La conclusion qu’il en tire c’est que tout le monde doit travailler pour que « le commerce reste ouvert » ce qui passera par la conclusion du Cycle de Doha, qui serait un accord qui « offrirait de nouvelles possibilités commerciales, grâce à la réduction des obstacles tarifaires et des subventions internes » mais aussi à la réduction des coûts fixes des échanges commerciaux.

A travers les arrangements commerciaux qui établissant des engagements contraignants pour les pays Membres, la croissance économique pourrait se traduise par la création d’emplois.

Dans la conclusion de son long plaidoyer, Lamy dit : « Il est évident que l’ouverture des marchés risque d’exposer des pays et leurs populations à une plus grande volatilité. Mais la réponse ne saurait résider dans le refus de l’ouverture. Elle doit être de s’assurer que l’ouverture des marchés est encadrée par des règles internationales et par des politiques nationales et internationales, comme l’Aide pour le commerce, qui atténuent les effets défavorables éventuels pendant la période de transition ».

Dans la réalité des négociations, il est noté peu d’avancées.
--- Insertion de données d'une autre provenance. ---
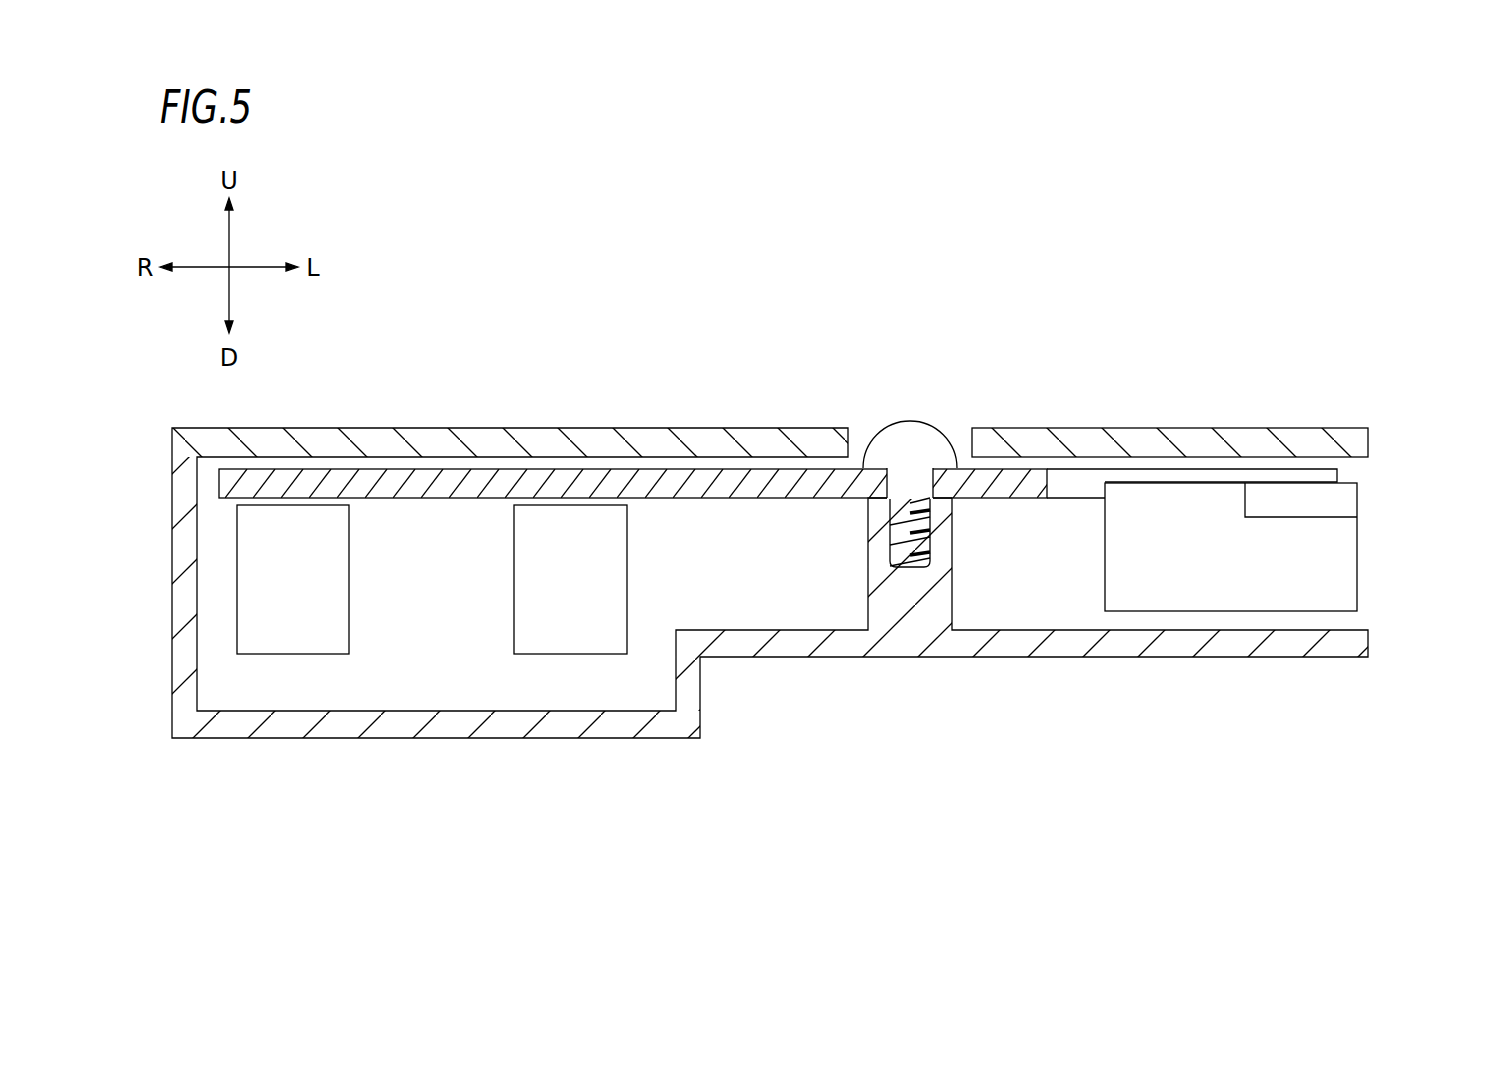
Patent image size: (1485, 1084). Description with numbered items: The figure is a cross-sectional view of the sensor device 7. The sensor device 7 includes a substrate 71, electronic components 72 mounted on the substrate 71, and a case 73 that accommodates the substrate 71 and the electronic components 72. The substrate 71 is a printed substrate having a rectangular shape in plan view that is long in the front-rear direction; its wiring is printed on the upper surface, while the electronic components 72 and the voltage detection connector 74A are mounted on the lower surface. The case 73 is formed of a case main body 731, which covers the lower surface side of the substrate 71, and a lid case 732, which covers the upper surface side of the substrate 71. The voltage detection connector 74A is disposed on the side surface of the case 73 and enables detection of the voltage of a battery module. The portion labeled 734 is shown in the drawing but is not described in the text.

Dans  le domaine de l’agriculture, seul les discussions sur les modèles de présentations avancent. Le Président poursuit ses consultations, en particulier dans le domaine du Mécanisme de Sauvegarde Spécial (MSS), où certaines questions techniques sont à l’examen, y compris sur la base de communications des Membres et dans le domaine de la simplification des tarifs, la création de contingents tarifaires. Des discussions sont aussi menées dans le domaine des produits tropicaux et l’érosion des préférences.

Dans le domaine de l’AMNA aussi, les discussions sont menées mais aucune avancée significative n’est notée, le Directeur de l’OMC a lui-même reconnu cette lenteur en estimant qu’ « à l’évidence, les Obstacles non Tarifaires (ONT) ne sont pas un domaine dans lequel des résultats peuvent être obtenus rapidement et il faudra encore beaucoup de discussions et de clarifications ».

Les discussions sur les services qui portent actuellement sur l’accès aux marchés, l’élaboration de règles et le texte d’un projet de dérogation pour les préférences accordées aux PMA, n’avancent pas.

En sommes, aucune des questions centrales dans les négociations n’avancent, mais cela n’enlève en rien l’optimisme du DG de l’OMC qui demande à ce que le bilan de mars “injecte de l’énergie politique et du dynamisme” dans les négociations.